A BAD week was turning into a horrendous one for Durham.
A BAD week was turning into a horrendous one for Durham. Three defeats in as many competitions were about to ruin a season which had offered so much promise.
Needing 77 to win from 17 overs with effectively seven wickets in hand, Leicestershire were strolling to a CB40 victory.
But a remarkable spell of six overs in which Durham claimed six wickets for four runs kick-started a flagging campaign. When you consider one of those overs cost 15, it was incredible. The only pity is they must wait seven days for the chance to build on a 37-run victory.
“The guys were a bit low on confidence after the crushing (Twenty20 Cup) quarter-final defeat at the Rose Bowl and then a disappointing manufactured end to the Championship game here,” admitted Ian Blackwell.
“It was essential to get a CB40 win which puts us in a pretty good position in the table.”
Saturday’s contrived 50-run defeat at home to Hampshire could see leaders Durham drop to fourth in the County Championship table if Lancashire, Somerset and Warwickshire make good use of the Riversiders’ inactivity. Then, the finger of blame pointed squarely at batsmen who failed to chase a modest 276 from 82 overs.
The dismal pattern continued when Leicestershire won the toss and bowled. Durham committed one of limited-overs cricket’s most series crimes – not batting out their overs. As well as facing 17 balls less than they were entitled to, they were unable to put their foot down late on.
On 160-5 with ten overs to go and their batting powerplay used – effectively – the hosts posted just 192. This season Durham have made a virtue of finding players to bat through, Gordon Muchall, Ben Stokes, Kyle Coetzer and Phil Mustard all scoring top-order centuries.
With Muchall dropped for the first time this summer, Coetzer out of favour, Stokes on England Lions duty and Mustard gifting a second-ball duck, Mark Stoneman nearly trebled his best “List A” (40 or 50 over) score, but gave his wicket away in the 32nd over.
It is not hard to see who his game is modelled on – when he opens with fellow left-hander Michael Di Venuto it is almost as if the Tasmanian is batting at both ends. His stroke-playing style should be tailor-made for limited-overs cricket, yet this was only his ninth game.

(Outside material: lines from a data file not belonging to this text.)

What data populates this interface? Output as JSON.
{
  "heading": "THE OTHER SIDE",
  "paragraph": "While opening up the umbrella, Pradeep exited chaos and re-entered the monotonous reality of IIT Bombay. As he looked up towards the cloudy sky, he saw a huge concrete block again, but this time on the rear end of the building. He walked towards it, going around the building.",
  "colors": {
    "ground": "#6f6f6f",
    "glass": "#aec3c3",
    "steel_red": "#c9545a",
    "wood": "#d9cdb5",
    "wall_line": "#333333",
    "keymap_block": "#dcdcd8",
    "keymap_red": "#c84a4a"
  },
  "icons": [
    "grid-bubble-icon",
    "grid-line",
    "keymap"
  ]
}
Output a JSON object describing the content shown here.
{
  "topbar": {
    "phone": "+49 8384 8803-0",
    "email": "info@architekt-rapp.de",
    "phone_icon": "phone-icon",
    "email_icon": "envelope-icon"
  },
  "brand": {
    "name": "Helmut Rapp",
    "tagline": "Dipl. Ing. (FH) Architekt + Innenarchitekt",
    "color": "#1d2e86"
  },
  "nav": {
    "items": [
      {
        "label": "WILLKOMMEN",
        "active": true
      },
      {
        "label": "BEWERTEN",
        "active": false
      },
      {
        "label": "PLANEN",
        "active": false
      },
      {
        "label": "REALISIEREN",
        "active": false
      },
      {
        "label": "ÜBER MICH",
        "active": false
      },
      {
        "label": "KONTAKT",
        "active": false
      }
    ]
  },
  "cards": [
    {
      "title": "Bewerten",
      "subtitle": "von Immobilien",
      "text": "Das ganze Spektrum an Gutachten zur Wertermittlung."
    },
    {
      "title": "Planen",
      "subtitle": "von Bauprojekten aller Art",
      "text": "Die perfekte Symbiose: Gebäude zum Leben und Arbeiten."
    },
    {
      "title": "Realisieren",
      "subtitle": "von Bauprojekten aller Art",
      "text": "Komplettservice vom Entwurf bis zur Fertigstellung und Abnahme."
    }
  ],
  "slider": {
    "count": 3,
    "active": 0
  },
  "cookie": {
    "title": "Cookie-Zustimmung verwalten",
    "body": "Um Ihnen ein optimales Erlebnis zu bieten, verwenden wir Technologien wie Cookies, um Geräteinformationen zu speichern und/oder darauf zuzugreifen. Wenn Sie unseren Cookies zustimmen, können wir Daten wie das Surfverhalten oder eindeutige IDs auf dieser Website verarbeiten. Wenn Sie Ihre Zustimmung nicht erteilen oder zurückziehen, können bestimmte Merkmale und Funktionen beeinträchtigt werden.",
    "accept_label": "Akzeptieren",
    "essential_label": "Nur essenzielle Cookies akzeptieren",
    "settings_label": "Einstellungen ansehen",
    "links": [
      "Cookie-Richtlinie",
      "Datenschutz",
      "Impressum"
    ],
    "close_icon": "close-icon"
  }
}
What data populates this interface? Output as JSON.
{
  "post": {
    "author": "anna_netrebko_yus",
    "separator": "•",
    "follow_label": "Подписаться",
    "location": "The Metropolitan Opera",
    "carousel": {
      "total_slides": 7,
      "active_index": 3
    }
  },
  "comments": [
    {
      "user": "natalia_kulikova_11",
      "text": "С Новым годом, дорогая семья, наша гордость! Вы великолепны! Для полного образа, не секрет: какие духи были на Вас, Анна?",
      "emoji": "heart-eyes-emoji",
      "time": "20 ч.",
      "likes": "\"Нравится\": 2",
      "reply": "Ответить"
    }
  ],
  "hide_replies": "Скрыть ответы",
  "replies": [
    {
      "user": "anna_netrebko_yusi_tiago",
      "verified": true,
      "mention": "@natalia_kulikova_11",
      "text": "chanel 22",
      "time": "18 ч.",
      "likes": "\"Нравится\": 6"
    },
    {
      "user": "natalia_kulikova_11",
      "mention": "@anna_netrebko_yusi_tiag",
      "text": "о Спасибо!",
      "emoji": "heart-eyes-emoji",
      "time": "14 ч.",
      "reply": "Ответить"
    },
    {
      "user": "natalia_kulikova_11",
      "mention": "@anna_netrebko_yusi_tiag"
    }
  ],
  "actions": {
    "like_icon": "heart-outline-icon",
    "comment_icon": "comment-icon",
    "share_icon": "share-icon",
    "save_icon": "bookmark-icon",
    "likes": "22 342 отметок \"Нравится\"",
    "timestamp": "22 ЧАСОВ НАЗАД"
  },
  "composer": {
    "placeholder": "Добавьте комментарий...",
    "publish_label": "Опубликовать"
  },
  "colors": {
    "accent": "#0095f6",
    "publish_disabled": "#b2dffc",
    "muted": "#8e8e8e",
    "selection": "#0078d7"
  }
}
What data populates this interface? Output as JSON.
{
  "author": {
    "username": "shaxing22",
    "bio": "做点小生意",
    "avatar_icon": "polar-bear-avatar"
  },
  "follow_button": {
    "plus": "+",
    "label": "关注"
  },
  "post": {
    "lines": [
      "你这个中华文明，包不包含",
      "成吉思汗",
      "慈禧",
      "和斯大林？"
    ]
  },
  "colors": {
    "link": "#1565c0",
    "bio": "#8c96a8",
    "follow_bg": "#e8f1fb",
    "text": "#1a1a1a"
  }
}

He has not played much in any format this season, the Championship game against Hampshire his return to first-team cricket after breaking his hand on the second morning of the season. He reacted calmly after Mustard leaned back on a short ball and picked out fine leg, cutting the first two deliveries of the third over for four. A boundary whipped off middle stump and a pull when Harry Gurney dropped short – not a good idea on a pitch slow enough to give plenty of thinking time – showed his destructive side, but he was savvy enough to realise his role, facing 101 balls for 73.
Sensible cricket was in short supply from his partners. Will Smith was undone by low bounce but was playing across the line, Paul Collingwood went for a big shot before his eye was in, while Dale Benkenstein top-edged an unnecessary reverse-sweep to short third man, reducing Durham to 66-4.
Blackwell’s 43 from 40 balls took the scoring pressure off Stoneman, sweeping two big sixes off Jigar Naik, and giving Wayne White’s dreadful full toss maximum punishment. He too surrendered meekly, chipping a catch which although Gurney had to run in to collect, gave him plenty of time.
Stoneman then took a big swipe across the line and was lbw. Callum Thorp, in only his second white-ball match of 2011, continued the batting form shown in Saturday’s 43, launching Josh Cobb into the seating behind him, pulling another six, then going for a hat-trick but only offering a catch Matthew Boyce came off the long-on boundary to collect.
The Foxes made a flying start. It was never going to be needed with the sun finally sighted at Chester-le-Street, but the Duckworth Lewis par score was revealing. After 10 overs, Leicestershire needed to be 27 without loss. They were 64 for none.
Thorp’s first over cost 14, but his third was a wicket maiden, Cobb giving backward point Collingwood the first of four catches. He bowled without the swing of earlier in the week – but got the wickets Lady Luck owed him for it. It would be nice to say Smith’s outstanding catch running back from midwicket changed the game, but not until the 24th over did a Leicestershire side who could not qualify and knew Andrew McDonald could not bat panic as half-centurion Jacques du Toit followed Blackwell’s turning delivery to Collingwood. Fellow spinner Gareth Breese produced a wicket maiden, finding Boyce’s edge.
White ended a run of 15 dot balls by launching Breese for six, but three balls later reverse-swept him to Thorp.
When Paul Dixey offered a slip catch, 117-2 had become 141-7 and the end was nigh. Redemption had been achieved.